Pressure on people, people on streets
Droit 7 min
Le gendarme des écoutes soucieux de la surveillance des militants radicaux
Crédits : peterhowell/iStock

Next INpact était jeudi à la présentation du rapport de la Commission Nationale de Contrôle des Techniques de Renseignement. L’occasion de revenir sur deux points importants du contrôle du renseignement : la surveillance des mouvements écologistes et la possibilité de contrôler les nouvelles formes de renseignement.

La Commission Nationale de Contrôle des Techniques de Renseignement (CNCTR) est une petite autorité administrative indépendante : 17 agents seulement avec, à sa tête, un collège composé de parlementaires et de hauts magistrats.

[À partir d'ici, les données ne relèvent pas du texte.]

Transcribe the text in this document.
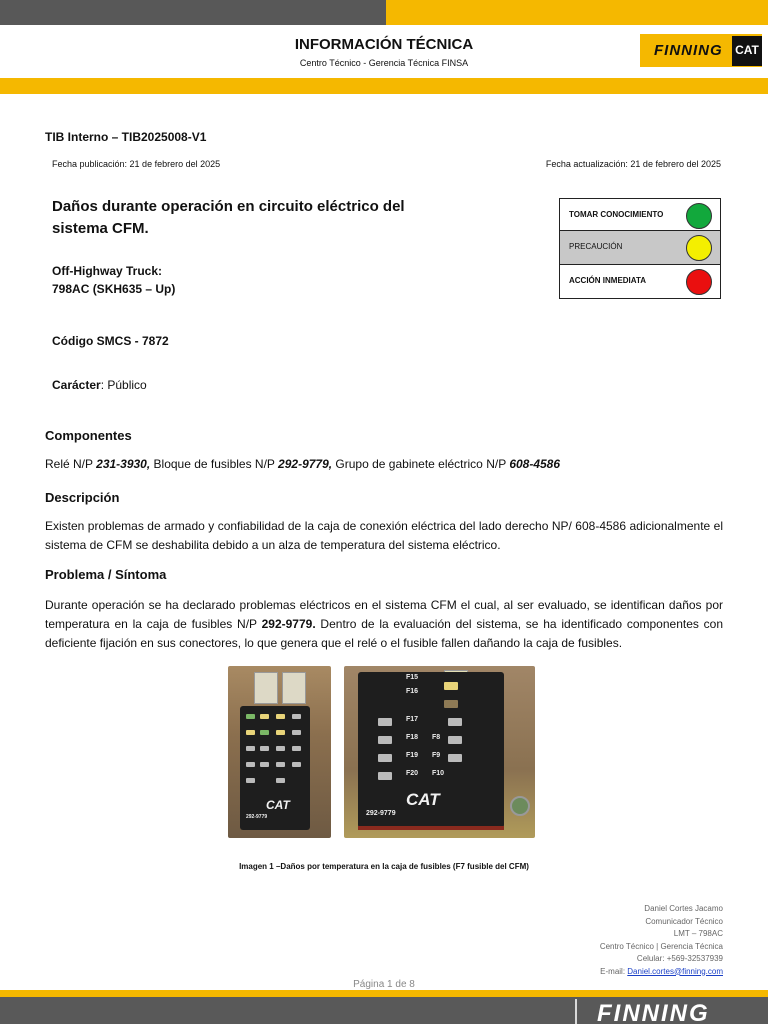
INFORMACIÓN TÉCNICA
Centro Técnico - Gerencia Técnica FINSA
FINNING CAT
TIB Interno – TIB2025008-V1
Fecha publicación: 21 de febrero del 2025	Fecha actualización: 21 de febrero del 2025
Daños durante operación en circuito eléctrico del sistema CFM.
Off-Highway Truck:
798AC (SKH635 – Up)
Código SMCS - 7872
Carácter: Público
TOMAR CONOCIMIENTO
PRECAUCIÓN
ACCIÓN INMEDIATA
Componentes
Relé N/P 231-3930, Bloque de fusibles N/P 292-9779, Grupo de gabinete eléctrico N/P 608-4586
Descripción
Existen problemas de armado y confiabilidad de la caja de conexión eléctrica del lado derecho NP/ 608-4586 adicionalmente el sistema de CFM se deshabilita debido a un alza de temperatura del sistema eléctrico.
Problema / Síntoma
Durante operación se ha declarado problemas eléctricos en el sistema CFM el cual, al ser evaluado, se identifican daños por temperatura en la caja de fusibles N/P 292-9779. Dentro de la evaluación del sistema, se ha identificado componentes con deficiente fijación en sus conectores, lo que genera que el relé o el fusible fallen dañando la caja de fusibles.
CAT
292-9779
F15
F16
F17
F18
F19
F20
F8
F9
F10
CAT
292-9779
Imagen 1 –Daños por temperatura en la caja de fusibles (F7 fusible del CFM)
Daniel Cortes Jacamo
Comunicador Técnico
LMT – 798AC
Centro Técnico | Gerencia Técnica
Celular: +569-32537939
E-mail: Daniel.cortes@finning.com
Página 1 de 8
FINNING
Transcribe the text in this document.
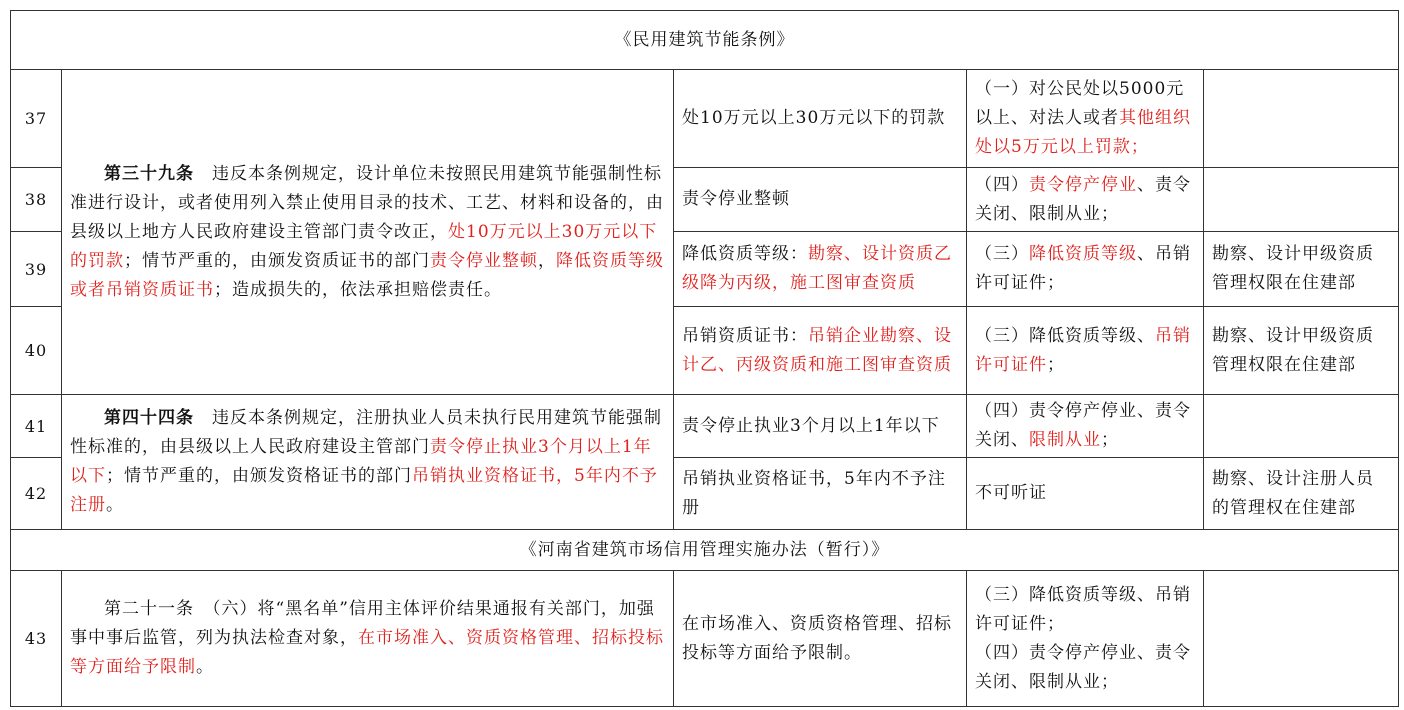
《民用建筑节能条例》				
37	第三十九条　违反本条例规定，设计单位未按照民用建筑节能强制性标准进行设计，或者使用列入禁止使用目录的技术、工艺、材料和设备的，由县级以上地方人民政府建设主管部门责令改正，处10万元以上30万元以下的罚款；情节严重的，由颁发资质证书的部门责令停业整顿，降低资质等级或者吊销资质证书；造成损失的，依法承担赔偿责任。	处10万元以上30万元以下的罚款	（一）对公民处以5000元以上、对法人或者其他组织处以5万元以上罚款；	
38		责令停业整顿	（四）责令停产停业、责令关闭、限制从业；	
39		降低资质等级：勘察、设计资质乙级降为丙级，施工图审查资质	（三）降低资质等级、吊销许可证件；	勘察、设计甲级资质管理权限在住建部
40		吊销资质证书：吊销企业勘察、设计乙、丙级资质和施工图审查资质	（三）降低资质等级、吊销许可证件；	勘察、设计甲级资质管理权限在住建部
41	第四十四条　违反本条例规定，注册执业人员未执行民用建筑节能强制性标准的，由县级以上人民政府建设主管部门责令停止执业3个月以上1年以下；情节严重的，由颁发资格证书的部门吊销执业资格证书，5年内不予注册。	责令停止执业3个月以上1年以下	（四）责令停产停业、责令关闭、限制从业；	
42		吊销执业资格证书，5年内不予注册	不可听证	勘察、设计注册人员的管理权在住建部
《河南省建筑市场信用管理实施办法（暂行）》				
43	第二十一条　（六）将“黑名单”信用主体评价结果通报有关部门，加强事中事后监管，列为执法检查对象，在市场准入、资质资格管理、招标投标等方面给予限制。	在市场准入、资质资格管理、招标投标等方面给予限制。	（三）降低资质等级、吊销许可证件；
（四）责令停产停业、责令关闭、限制从业；	
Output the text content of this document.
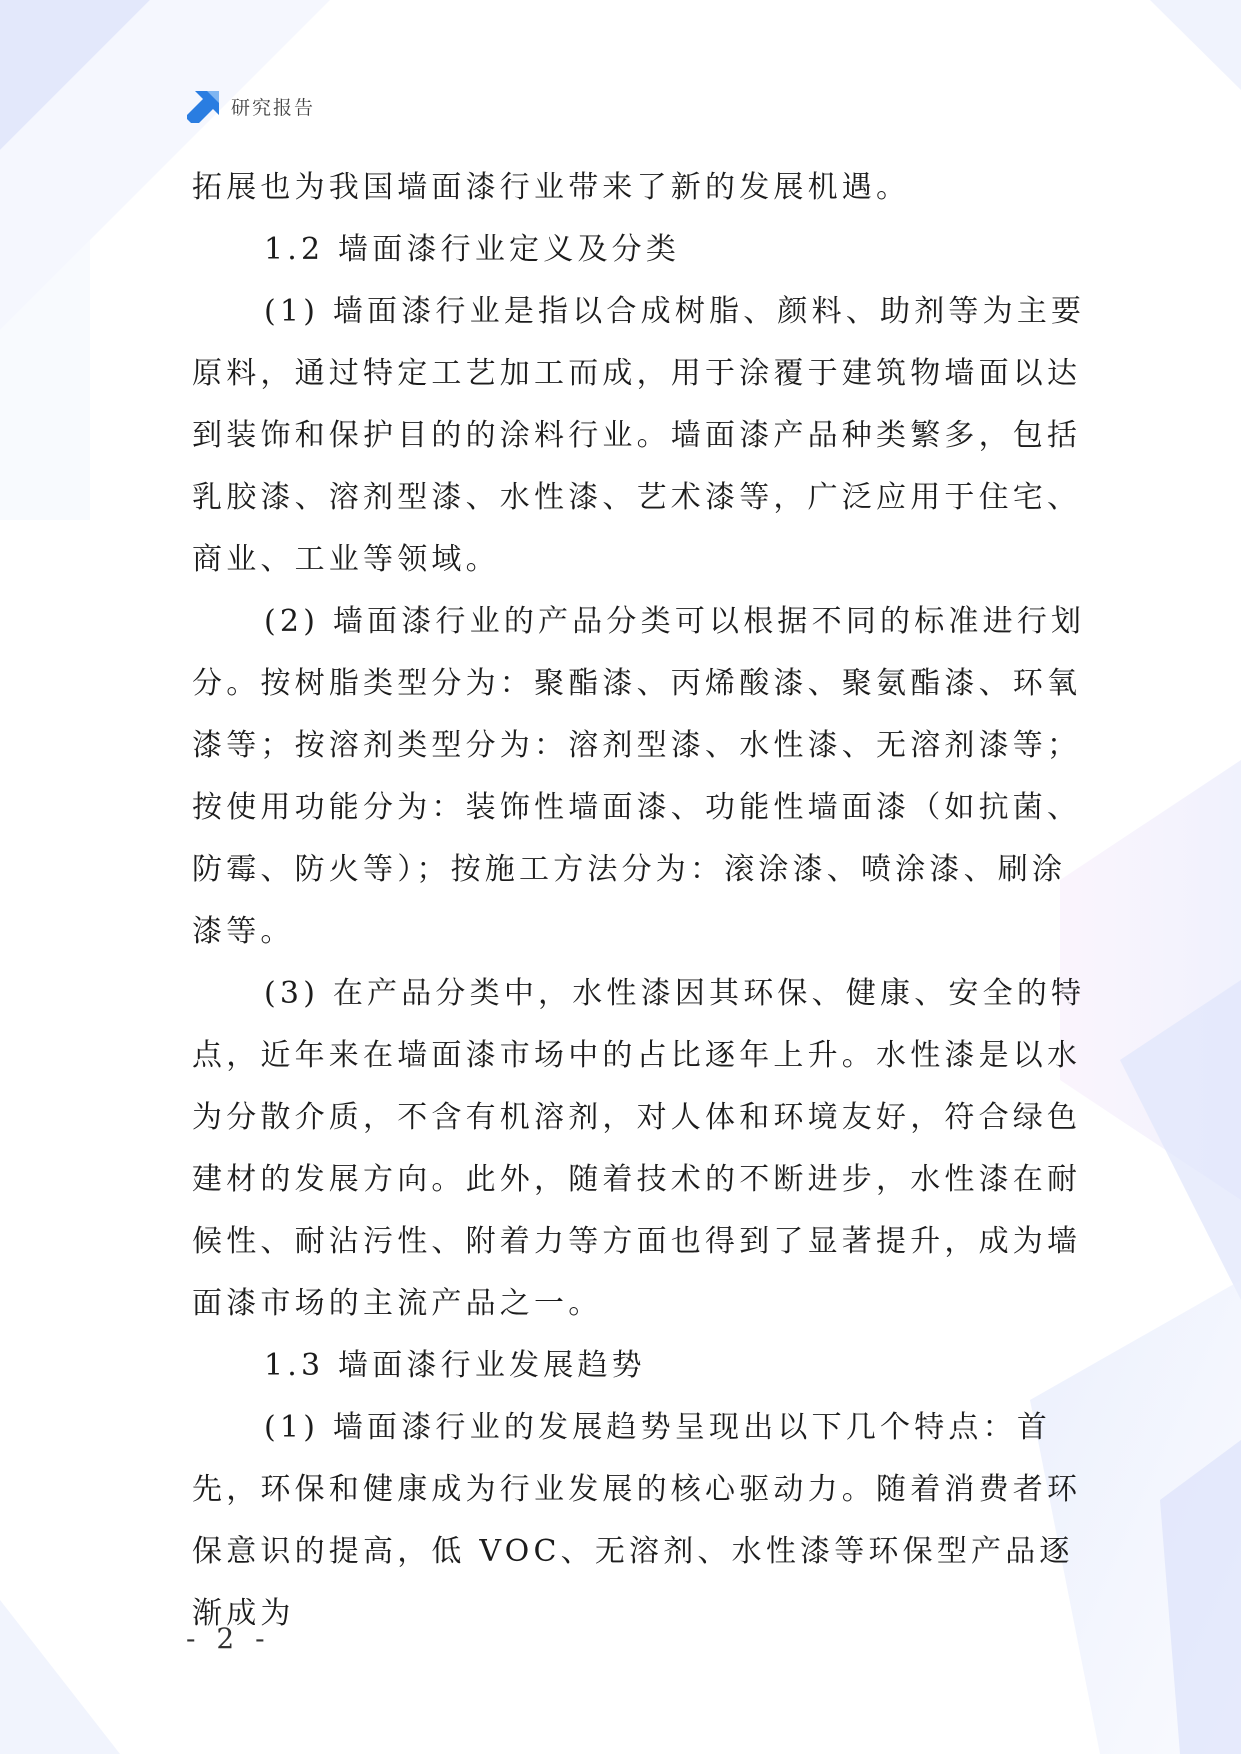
研究报告

拓展也为我国墙面漆行业带来了新的发展机遇。

1.2 墙面漆行业定义及分类

(1) 墙面漆行业是指以合成树脂、颜料、助剂等为主要原料，通过特定工艺加工而成，用于涂覆于建筑物墙面以达到装饰和保护目的的涂料行业。墙面漆产品种类繁多，包括乳胶漆、溶剂型漆、水性漆、艺术漆等，广泛应用于住宅、商业、工业等领域。

(2) 墙面漆行业的产品分类可以根据不同的标准进行划分。按树脂类型分为：聚酯漆、丙烯酸漆、聚氨酯漆、环氧漆等；按溶剂类型分为：溶剂型漆、水性漆、无溶剂漆等；按使用功能分为：装饰性墙面漆、功能性墙面漆（如抗菌、防霉、防火等）；按施工方法分为：滚涂漆、喷涂漆、刷涂漆等。

(3) 在产品分类中，水性漆因其环保、健康、安全的特点，近年来在墙面漆市场中的占比逐年上升。水性漆是以水为分散介质，不含有机溶剂，对人体和环境友好，符合绿色建材的发展方向。此外，随着技术的不断进步，水性漆在耐候性、耐沾污性、附着力等方面也得到了显著提升，成为墙面漆市场的主流产品之一。

1.3 墙面漆行业发展趋势

(1) 墙面漆行业的发展趋势呈现出以下几个特点：首先，环保和健康成为行业发展的核心驱动力。随着消费者环保意识的提高，低 VOC、无溶剂、水性漆等环保型产品逐渐成为

- 2 -
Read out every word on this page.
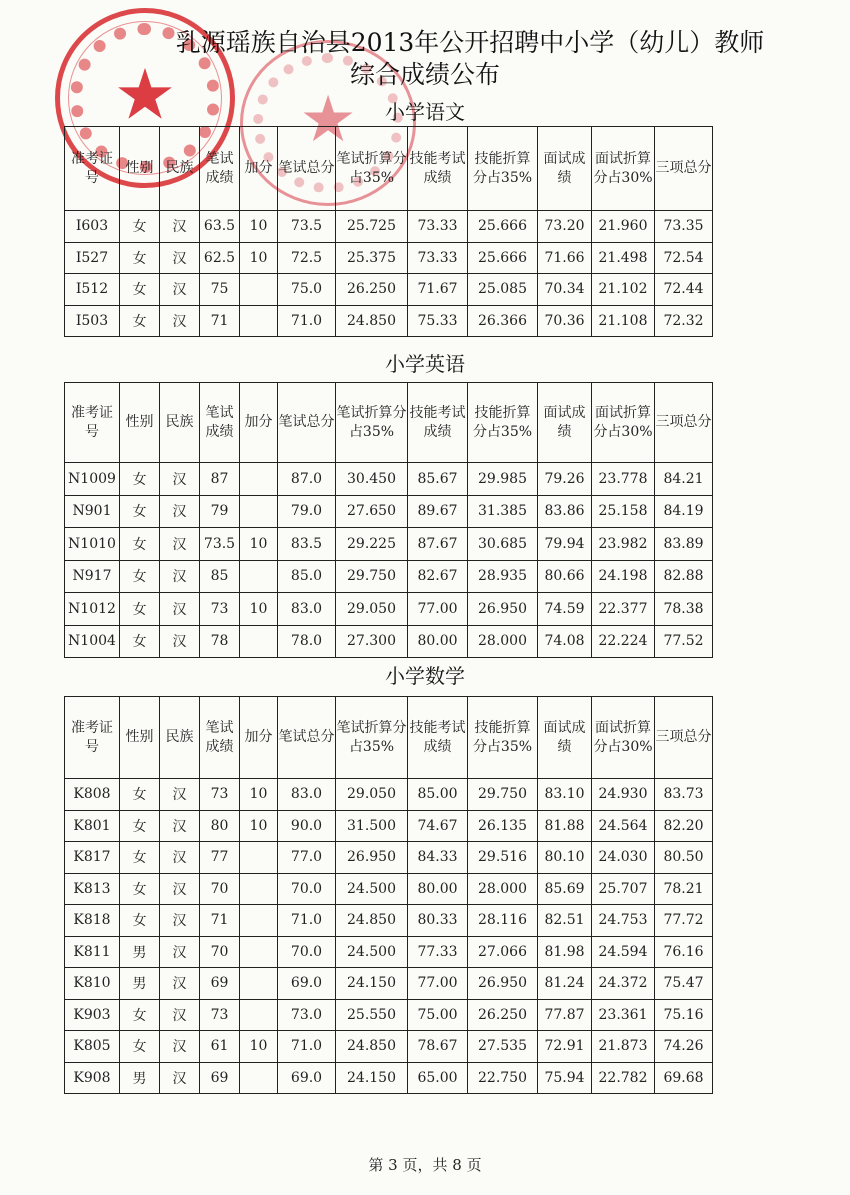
★ ★
乳源瑶族自治县2013年公开招聘中小学（幼儿）教师
综合成绩公布
小学语文
准考证号	性别	民族	笔试成绩	加分	笔试总分	笔试折算分占35%	技能考试成绩	技能折算分占35%	面试成绩	面试折算分占30%	三项总分
I603	女	汉	63.5	10	73.5	25.725	73.33	25.666	73.20	21.960	73.35
I527	女	汉	62.5	10	72.5	25.375	73.33	25.666	71.66	21.498	72.54
I512	女	汉	75		75.0	26.250	71.67	25.085	70.34	21.102	72.44
I503	女	汉	71		71.0	24.850	75.33	26.366	70.36	21.108	72.32
小学英语
准考证号	性别	民族	笔试成绩	加分	笔试总分	笔试折算分占35%	技能考试成绩	技能折算分占35%	面试成绩	面试折算分占30%	三项总分
N1009	女	汉	87		87.0	30.450	85.67	29.985	79.26	23.778	84.21
N901	女	汉	79		79.0	27.650	89.67	31.385	83.86	25.158	84.19
N1010	女	汉	73.5	10	83.5	29.225	87.67	30.685	79.94	23.982	83.89
N917	女	汉	85		85.0	29.750	82.67	28.935	80.66	24.198	82.88
N1012	女	汉	73	10	83.0	29.050	77.00	26.950	74.59	22.377	78.38
N1004	女	汉	78		78.0	27.300	80.00	28.000	74.08	22.224	77.52
小学数学
准考证号	性别	民族	笔试成绩	加分	笔试总分	笔试折算分占35%	技能考试成绩	技能折算分占35%	面试成绩	面试折算分占30%	三项总分
K808	女	汉	73	10	83.0	29.050	85.00	29.750	83.10	24.930	83.73
K801	女	汉	80	10	90.0	31.500	74.67	26.135	81.88	24.564	82.20
K817	女	汉	77		77.0	26.950	84.33	29.516	80.10	24.030	80.50
K813	女	汉	70		70.0	24.500	80.00	28.000	85.69	25.707	78.21
K818	女	汉	71		71.0	24.850	80.33	28.116	82.51	24.753	77.72
K811	男	汉	70		70.0	24.500	77.33	27.066	81.98	24.594	76.16
K810	男	汉	69		69.0	24.150	77.00	26.950	81.24	24.372	75.47
K903	女	汉	73		73.0	25.550	75.00	26.250	77.87	23.361	75.16
K805	女	汉	61	10	71.0	24.850	78.67	27.535	72.91	21.873	74.26
K908	男	汉	69		69.0	24.150	65.00	22.750	75.94	22.782	69.68
第 3 页，共 8 页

Son rôle premier est de donner un avis sur toutes les demandes d’interceptions administratives et autres techniques de surveillance émanant des services de renseignement. Quand un service veut surveiller quelqu'un, il saisit le Premier Ministre. Matignon transmet cette demande à la CNCTR. chargée de rendre un avis. S’il est favorable, la surveillance peut débuter. S’il est défavorable, il existe des procédures pour passer outre, mais, jusqu’ici, « le Premier ministre n’a jamais outrepassé un avis défavorable de la CNCTR ».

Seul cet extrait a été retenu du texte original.